這個時候高木在暮目耳邊小聲說了什麼,暮目瞬間瞪大了那雙小眼睛:你說什麼!她是那個桑島組的大小姐?

……就完全沒有隱藏的意思呢。

桑島大小姐嘖了一聲。

“總之我是不會殺人的,我進到巷子裡的時候那個男人還活著,而且那家夥口袋裡不是有罌.粟嗎?我們桑島組做的都是正經生意,才不會沾這種臟東西。

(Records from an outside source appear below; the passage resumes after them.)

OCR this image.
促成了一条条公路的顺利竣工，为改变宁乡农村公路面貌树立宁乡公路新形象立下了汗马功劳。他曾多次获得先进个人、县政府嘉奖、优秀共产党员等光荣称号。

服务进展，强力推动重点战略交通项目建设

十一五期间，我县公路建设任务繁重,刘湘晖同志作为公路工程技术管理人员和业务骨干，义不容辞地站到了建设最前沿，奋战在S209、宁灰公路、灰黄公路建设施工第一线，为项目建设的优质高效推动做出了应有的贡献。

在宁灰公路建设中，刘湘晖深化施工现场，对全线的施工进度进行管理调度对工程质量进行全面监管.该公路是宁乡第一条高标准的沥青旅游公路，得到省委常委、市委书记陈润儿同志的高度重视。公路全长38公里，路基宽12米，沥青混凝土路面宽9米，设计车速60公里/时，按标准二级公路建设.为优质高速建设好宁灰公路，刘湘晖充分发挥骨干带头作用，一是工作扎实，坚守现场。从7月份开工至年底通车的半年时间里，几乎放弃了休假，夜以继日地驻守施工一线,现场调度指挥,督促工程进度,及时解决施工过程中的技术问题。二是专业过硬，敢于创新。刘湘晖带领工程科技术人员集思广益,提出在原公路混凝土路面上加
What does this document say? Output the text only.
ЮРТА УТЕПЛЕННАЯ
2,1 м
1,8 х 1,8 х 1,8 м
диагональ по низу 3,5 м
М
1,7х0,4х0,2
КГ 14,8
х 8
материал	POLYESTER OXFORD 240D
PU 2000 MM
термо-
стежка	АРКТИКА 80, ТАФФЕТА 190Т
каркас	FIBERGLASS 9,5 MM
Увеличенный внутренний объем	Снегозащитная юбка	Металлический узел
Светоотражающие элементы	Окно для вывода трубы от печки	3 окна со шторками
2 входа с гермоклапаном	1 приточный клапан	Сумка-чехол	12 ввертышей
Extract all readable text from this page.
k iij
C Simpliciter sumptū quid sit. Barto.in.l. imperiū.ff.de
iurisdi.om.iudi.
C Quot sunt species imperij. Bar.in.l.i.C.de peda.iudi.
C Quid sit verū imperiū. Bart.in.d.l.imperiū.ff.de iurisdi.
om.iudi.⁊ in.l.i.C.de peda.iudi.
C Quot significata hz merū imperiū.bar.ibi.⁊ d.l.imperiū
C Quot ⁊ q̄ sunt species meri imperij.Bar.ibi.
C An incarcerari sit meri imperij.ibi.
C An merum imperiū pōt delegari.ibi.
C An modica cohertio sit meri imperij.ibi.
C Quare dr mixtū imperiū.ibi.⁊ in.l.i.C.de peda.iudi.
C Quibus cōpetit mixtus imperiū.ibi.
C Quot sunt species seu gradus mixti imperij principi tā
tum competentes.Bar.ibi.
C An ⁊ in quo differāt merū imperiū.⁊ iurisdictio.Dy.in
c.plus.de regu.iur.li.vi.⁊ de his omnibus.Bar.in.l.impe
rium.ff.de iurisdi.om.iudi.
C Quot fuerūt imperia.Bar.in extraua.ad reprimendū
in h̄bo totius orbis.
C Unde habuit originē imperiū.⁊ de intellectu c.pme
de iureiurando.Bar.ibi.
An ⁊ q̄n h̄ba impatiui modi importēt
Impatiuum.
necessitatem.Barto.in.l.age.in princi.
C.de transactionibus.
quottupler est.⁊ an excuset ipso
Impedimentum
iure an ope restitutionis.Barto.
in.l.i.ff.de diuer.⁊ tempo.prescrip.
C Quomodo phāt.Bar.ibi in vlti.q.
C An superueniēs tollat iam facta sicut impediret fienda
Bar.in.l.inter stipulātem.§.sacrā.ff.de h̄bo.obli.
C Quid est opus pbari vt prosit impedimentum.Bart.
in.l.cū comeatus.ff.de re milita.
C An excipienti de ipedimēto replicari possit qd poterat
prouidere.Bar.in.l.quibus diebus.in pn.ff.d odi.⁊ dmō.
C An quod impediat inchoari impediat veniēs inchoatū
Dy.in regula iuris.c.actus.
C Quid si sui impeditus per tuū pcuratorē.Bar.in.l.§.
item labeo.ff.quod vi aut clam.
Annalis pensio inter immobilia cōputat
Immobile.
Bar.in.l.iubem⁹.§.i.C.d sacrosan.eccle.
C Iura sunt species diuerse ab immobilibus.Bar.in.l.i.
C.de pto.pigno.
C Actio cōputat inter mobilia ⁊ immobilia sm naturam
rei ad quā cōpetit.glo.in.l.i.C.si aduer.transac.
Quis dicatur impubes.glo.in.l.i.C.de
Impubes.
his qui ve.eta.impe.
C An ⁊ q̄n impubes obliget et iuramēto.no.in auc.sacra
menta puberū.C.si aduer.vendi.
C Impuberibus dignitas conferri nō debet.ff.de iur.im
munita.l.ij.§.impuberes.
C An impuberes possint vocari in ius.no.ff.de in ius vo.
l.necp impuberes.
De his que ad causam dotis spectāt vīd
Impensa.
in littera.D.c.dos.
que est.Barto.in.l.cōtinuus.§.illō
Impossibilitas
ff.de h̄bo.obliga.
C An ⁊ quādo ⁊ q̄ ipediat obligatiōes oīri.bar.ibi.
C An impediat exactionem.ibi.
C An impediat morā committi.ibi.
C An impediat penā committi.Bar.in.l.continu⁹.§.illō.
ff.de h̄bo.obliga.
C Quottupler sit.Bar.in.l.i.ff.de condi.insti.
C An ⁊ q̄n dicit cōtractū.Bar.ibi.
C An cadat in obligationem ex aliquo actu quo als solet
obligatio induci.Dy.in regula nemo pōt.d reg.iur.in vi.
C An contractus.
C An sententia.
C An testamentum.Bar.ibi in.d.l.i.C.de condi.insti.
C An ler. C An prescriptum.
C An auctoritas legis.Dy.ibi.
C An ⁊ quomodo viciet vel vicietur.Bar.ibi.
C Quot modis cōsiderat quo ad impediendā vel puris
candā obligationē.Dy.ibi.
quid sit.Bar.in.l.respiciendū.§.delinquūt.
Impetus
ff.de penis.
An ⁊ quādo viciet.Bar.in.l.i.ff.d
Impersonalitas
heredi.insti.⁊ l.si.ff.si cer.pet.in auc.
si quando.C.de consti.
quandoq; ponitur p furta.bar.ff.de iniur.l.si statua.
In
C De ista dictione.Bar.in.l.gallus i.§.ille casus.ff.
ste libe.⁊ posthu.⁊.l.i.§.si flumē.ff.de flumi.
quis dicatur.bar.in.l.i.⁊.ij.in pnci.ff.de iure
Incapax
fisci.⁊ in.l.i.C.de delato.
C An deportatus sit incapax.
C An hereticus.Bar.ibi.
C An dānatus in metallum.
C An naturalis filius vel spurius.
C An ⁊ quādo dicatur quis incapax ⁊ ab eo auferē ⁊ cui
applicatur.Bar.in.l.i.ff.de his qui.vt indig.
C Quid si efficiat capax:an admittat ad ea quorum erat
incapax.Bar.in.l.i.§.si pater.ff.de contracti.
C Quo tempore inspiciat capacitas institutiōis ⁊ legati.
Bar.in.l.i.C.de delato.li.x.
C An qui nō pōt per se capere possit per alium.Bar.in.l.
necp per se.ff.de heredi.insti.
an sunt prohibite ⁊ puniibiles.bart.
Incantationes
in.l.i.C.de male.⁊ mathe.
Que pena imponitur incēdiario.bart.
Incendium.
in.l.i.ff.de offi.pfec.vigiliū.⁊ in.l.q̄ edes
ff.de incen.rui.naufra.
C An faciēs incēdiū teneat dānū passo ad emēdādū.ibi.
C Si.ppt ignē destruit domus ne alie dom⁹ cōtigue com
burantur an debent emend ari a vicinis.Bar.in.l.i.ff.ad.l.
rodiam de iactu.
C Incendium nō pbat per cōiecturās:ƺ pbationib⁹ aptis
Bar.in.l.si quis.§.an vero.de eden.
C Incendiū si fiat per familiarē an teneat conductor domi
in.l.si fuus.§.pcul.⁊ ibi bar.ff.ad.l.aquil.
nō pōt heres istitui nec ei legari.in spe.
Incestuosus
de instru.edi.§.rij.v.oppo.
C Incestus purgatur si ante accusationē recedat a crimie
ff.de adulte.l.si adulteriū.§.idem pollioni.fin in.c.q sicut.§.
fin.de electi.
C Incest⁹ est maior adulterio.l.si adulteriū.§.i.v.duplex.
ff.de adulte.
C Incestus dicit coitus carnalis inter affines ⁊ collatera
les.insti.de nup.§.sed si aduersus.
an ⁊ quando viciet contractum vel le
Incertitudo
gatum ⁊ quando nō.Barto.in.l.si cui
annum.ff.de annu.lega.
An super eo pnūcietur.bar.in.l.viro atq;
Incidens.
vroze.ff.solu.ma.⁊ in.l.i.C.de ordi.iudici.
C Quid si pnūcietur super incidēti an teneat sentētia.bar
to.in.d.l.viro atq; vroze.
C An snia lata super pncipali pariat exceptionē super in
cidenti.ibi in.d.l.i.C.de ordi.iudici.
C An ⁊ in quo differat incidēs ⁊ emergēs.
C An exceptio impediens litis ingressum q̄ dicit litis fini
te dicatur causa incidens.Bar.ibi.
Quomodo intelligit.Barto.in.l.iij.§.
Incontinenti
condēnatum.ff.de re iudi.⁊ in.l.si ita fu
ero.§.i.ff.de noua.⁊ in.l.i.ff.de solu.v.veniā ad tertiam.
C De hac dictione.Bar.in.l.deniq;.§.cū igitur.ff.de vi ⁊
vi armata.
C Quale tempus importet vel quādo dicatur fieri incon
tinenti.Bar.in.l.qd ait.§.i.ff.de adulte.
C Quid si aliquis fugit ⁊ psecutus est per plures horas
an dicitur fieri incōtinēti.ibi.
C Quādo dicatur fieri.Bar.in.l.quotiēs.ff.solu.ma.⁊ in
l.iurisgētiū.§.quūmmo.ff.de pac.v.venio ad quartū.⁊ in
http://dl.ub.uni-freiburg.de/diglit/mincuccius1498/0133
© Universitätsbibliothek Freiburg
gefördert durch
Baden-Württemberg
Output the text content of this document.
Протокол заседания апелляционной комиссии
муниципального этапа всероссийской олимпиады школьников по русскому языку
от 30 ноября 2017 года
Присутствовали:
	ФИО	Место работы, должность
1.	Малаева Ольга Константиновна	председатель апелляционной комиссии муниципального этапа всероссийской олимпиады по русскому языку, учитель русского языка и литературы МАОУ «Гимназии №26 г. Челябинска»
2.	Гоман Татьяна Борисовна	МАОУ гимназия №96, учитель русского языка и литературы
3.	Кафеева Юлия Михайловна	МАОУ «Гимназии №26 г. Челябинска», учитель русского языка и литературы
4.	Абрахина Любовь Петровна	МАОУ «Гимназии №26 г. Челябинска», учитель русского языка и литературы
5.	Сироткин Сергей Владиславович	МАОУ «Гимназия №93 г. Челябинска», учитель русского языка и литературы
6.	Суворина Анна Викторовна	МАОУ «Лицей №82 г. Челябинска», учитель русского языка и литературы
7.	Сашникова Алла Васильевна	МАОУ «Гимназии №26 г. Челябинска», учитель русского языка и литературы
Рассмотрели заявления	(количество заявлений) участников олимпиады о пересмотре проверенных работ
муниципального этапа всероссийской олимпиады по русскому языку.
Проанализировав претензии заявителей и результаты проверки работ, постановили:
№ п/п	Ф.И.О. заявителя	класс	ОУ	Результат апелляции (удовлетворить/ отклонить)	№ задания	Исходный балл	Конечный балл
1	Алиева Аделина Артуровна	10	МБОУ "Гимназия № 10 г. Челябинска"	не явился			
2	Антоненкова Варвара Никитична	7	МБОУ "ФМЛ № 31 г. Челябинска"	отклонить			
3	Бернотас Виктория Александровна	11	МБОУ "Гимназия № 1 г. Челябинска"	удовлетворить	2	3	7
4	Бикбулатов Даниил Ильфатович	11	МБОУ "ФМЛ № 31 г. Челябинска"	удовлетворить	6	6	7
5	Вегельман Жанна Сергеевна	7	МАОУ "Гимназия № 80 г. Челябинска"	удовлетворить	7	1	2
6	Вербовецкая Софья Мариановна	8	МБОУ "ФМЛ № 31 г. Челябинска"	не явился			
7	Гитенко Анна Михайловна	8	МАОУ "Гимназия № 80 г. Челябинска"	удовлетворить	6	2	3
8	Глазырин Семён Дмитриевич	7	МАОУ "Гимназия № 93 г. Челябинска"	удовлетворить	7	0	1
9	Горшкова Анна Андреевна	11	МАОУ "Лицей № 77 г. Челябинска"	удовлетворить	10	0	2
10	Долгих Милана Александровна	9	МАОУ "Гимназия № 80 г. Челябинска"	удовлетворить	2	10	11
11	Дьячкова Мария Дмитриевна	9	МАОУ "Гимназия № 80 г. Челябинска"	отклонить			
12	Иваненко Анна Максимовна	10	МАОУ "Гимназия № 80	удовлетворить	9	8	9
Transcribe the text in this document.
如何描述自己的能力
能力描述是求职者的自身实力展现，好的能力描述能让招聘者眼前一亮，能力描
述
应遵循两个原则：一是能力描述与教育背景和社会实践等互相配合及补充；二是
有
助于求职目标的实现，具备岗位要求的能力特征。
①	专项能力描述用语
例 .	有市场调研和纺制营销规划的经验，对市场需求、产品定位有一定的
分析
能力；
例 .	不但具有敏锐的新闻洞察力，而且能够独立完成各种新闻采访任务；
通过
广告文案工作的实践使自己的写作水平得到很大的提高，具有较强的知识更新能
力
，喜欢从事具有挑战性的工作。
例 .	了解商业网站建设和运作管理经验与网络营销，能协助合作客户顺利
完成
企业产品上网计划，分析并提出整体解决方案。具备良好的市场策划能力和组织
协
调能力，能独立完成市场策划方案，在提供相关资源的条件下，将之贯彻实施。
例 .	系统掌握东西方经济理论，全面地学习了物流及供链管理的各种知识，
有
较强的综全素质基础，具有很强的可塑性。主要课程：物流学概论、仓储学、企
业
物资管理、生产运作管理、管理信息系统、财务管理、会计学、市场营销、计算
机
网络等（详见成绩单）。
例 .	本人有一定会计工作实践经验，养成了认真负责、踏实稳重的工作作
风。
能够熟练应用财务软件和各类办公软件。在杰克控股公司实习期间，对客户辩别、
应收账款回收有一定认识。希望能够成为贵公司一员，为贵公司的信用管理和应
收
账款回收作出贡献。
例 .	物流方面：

”

*

所以接下來三選一變證明題了,可喜可賀可喜可賀。

*

到了這個程度,我覺得我似乎也明白是怎麼回事了。

我瞅了眼在旁邊比比劃劃躍躍欲試的小柯,又看了看另一邊似乎完全沒有注意到小柯動作的太郎——

所以小柯搞那些明顯的動作一直都沒被拆穿是因為他真的有什麼被動隱身技吧?

咳,不好意思又跑偏了。

最後我把視線定格在了目暮警官身上,我說目暮警官啊,我有個想法不知當講不當講。

目暮警官眼睛一亮,說林君啊,你是有什麼發現嗎?

我說不算什麼發現,就是一個思路,不確定對不對。

*

如果所有一切的線索都不是意外或巧合的話,那麼它們中間勢必存在某些內在的聯係。

而問題的關鍵點在於那位在監控畫麵裡一閃而過的第四號嫌疑人和三號為什麼會穿著同樣的衣服在相近的時間段在那個路口出現,而在那之後,第四號嫌疑人又為什麼會換掉身上的衣服這件事。

*

第四號嫌疑人名叫山中北次郎,也是個拉麵店的店主,前段時間因為被曝光使用的食材不新鮮,店裡客流驟降,眼看瀕臨倒閉,今天來博覽會可以說是為自家店鋪進行最後的掙紮了。